To: Directors and Executive Officers of O-I Glass, Inc.
Date: November 14, 2024
RE: Sarbanes-Oxley Blackout Notice

 

O-I Glass, Inc. (the “Company”) maintains two 401(k) plans that allow plan participants to invest in the Company’s common stock. These plans are the Eighth Amended and Restated Owens-Illinois Stock Purchase and Savings Plan and the Seventh Amended and Restated Owens-Illinois Long Term Savings Plan (together, the “Plans”). These plans are tax-qualified retirement plans.

 

The third-party record keeper of the Plans is transitioning from John Hancock to Fidelity.
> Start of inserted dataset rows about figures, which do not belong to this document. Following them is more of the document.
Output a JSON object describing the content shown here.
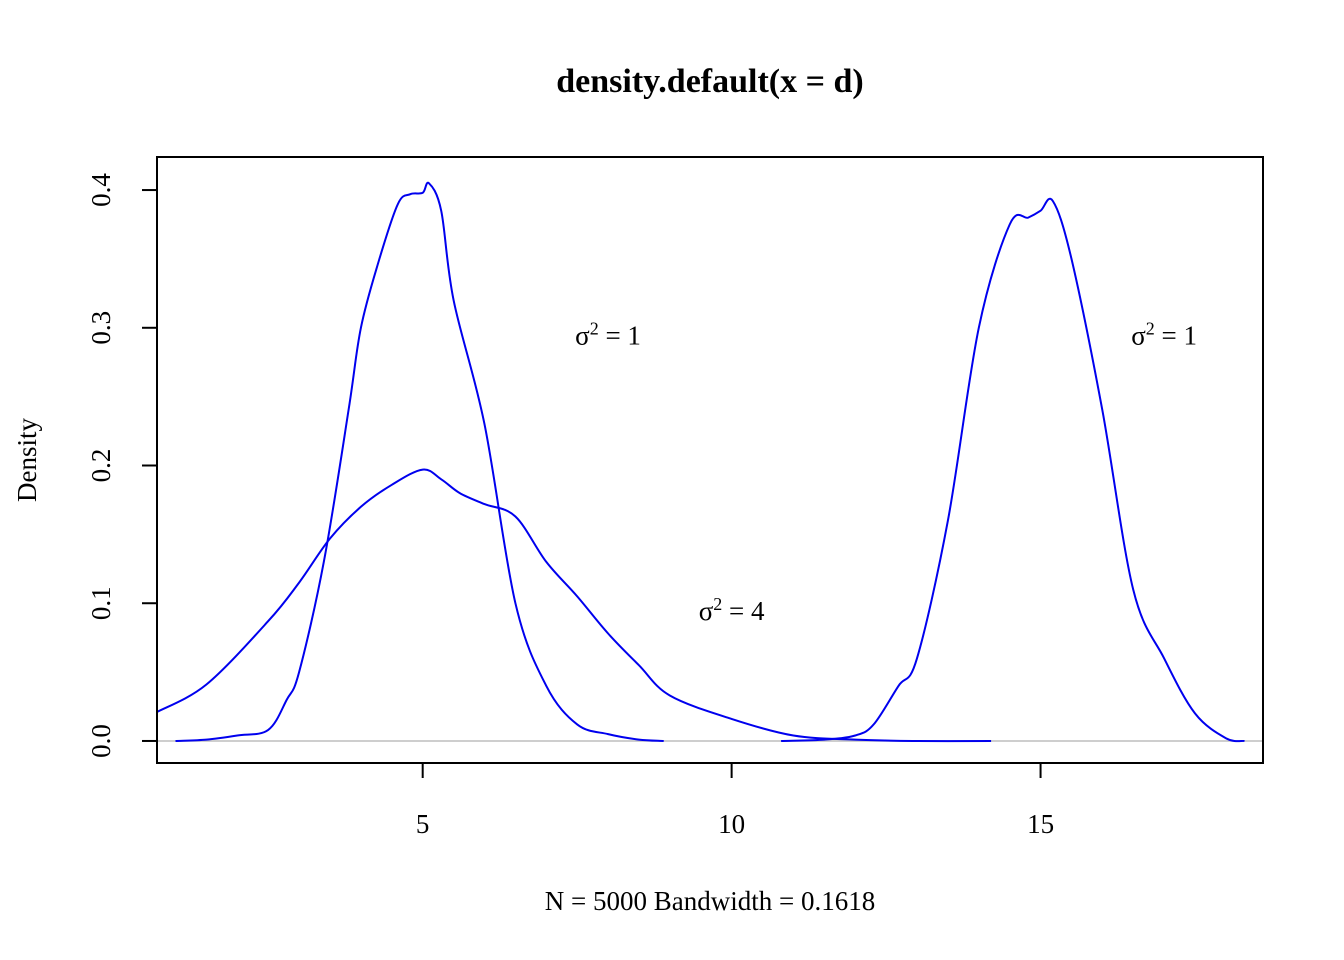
{
  "chart_data": {
    "type": "line",
    "title": "density.default(x = d)",
    "xlabel": "N = 5000   Bandwidth = 0.1618",
    "ylabel": "Density",
    "xlim": [
      0.7,
      18.6
    ],
    "ylim": [
      -0.016,
      0.424
    ],
    "x_ticks": [
      5,
      10,
      15
    ],
    "y_ticks": [
      0.0,
      0.1,
      0.2,
      0.3,
      0.4
    ],
    "x_tick_labels": [
      "5",
      "10",
      "15"
    ],
    "y_tick_labels": [
      "0.0",
      "0.1",
      "0.2",
      "0.3",
      "0.4"
    ],
    "zero_line": true,
    "grid": false,
    "legend": "none",
    "colors": {
      "series": "#0000ee",
      "zero_line": "#bebebe",
      "axes": "#000000"
    },
    "series": [
      {
        "x": [
          1.0,
          1.5,
          2.0,
          2.5,
          2.8,
          3.0,
          3.4,
          3.8,
          4.0,
          4.3,
          4.6,
          4.8,
          5.0,
          5.1,
          5.3,
          5.5,
          6.0,
          6.5,
          7.0,
          7.5,
          8.0,
          8.5,
          8.9
        ],
        "y": [
          0.0,
          0.001,
          0.004,
          0.008,
          0.03,
          0.05,
          0.13,
          0.24,
          0.3,
          0.35,
          0.39,
          0.397,
          0.398,
          0.405,
          0.385,
          0.32,
          0.23,
          0.1,
          0.04,
          0.012,
          0.005,
          0.001,
          0.0
        ]
      },
      {
        "x": [
          0.7,
          1.5,
          2.5,
          3.0,
          3.5,
          4.0,
          4.5,
          5.0,
          5.3,
          5.6,
          6.0,
          6.5,
          7.0,
          7.5,
          8.0,
          8.5,
          9.0,
          10.0,
          11.0,
          12.0,
          13.0,
          14.2
        ],
        "y": [
          0.021,
          0.041,
          0.087,
          0.115,
          0.147,
          0.17,
          0.186,
          0.197,
          0.19,
          0.18,
          0.172,
          0.163,
          0.13,
          0.105,
          0.078,
          0.055,
          0.033,
          0.016,
          0.004,
          0.001,
          0.0,
          0.0
        ]
      },
      {
        "x": [
          10.8,
          11.5,
          12.0,
          12.3,
          12.7,
          13.0,
          13.5,
          14.0,
          14.5,
          14.8,
          15.0,
          15.2,
          15.5,
          16.0,
          16.5,
          17.0,
          17.5,
          18.0,
          18.3
        ],
        "y": [
          0.0,
          0.001,
          0.004,
          0.012,
          0.04,
          0.06,
          0.16,
          0.3,
          0.375,
          0.38,
          0.385,
          0.392,
          0.35,
          0.24,
          0.11,
          0.06,
          0.02,
          0.002,
          0.0
        ]
      }
    ],
    "annotations": [
      {
        "base": "σ",
        "sup": "2",
        "rest": " = 1",
        "x": 8.0,
        "y": 0.295
      },
      {
        "base": "σ",
        "sup": "2",
        "rest": " = 1",
        "x": 17.0,
        "y": 0.295
      },
      {
        "base": "σ",
        "sup": "2",
        "rest": " = 4",
        "x": 10.0,
        "y": 0.095
      }
    ]
  }
}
In connection with this transition, there will be a “blackout period” starting December 23, 2024 and expected to end the week of January 19, 2025 during which participants in the Plans will not be able to make certain changes with respect to their accounts under the Plans, including directing investment changes, making changes to their contribution rates, and requesting loans or distributions.

 

Section 306(a) of the Sarbanes-Oxley Act of 2002 and SEC rules thereunder prohibit a company’s directors and executive officers from engaging in transactions in the company’s equity securities during a “pension plan blackout period.” The blackout period relating to the Plans described above triggers the foregoing prohibition. Accordingly, during the blackout period for the Plans, you may not, directly or indirectly, purchase, sell or otherwise acquire or transfer any Company equity security (or any derivatives of a Company equity security), which you acquired in connection with your service and/or employment with the Company in such capacities, subject to certain limited exceptions.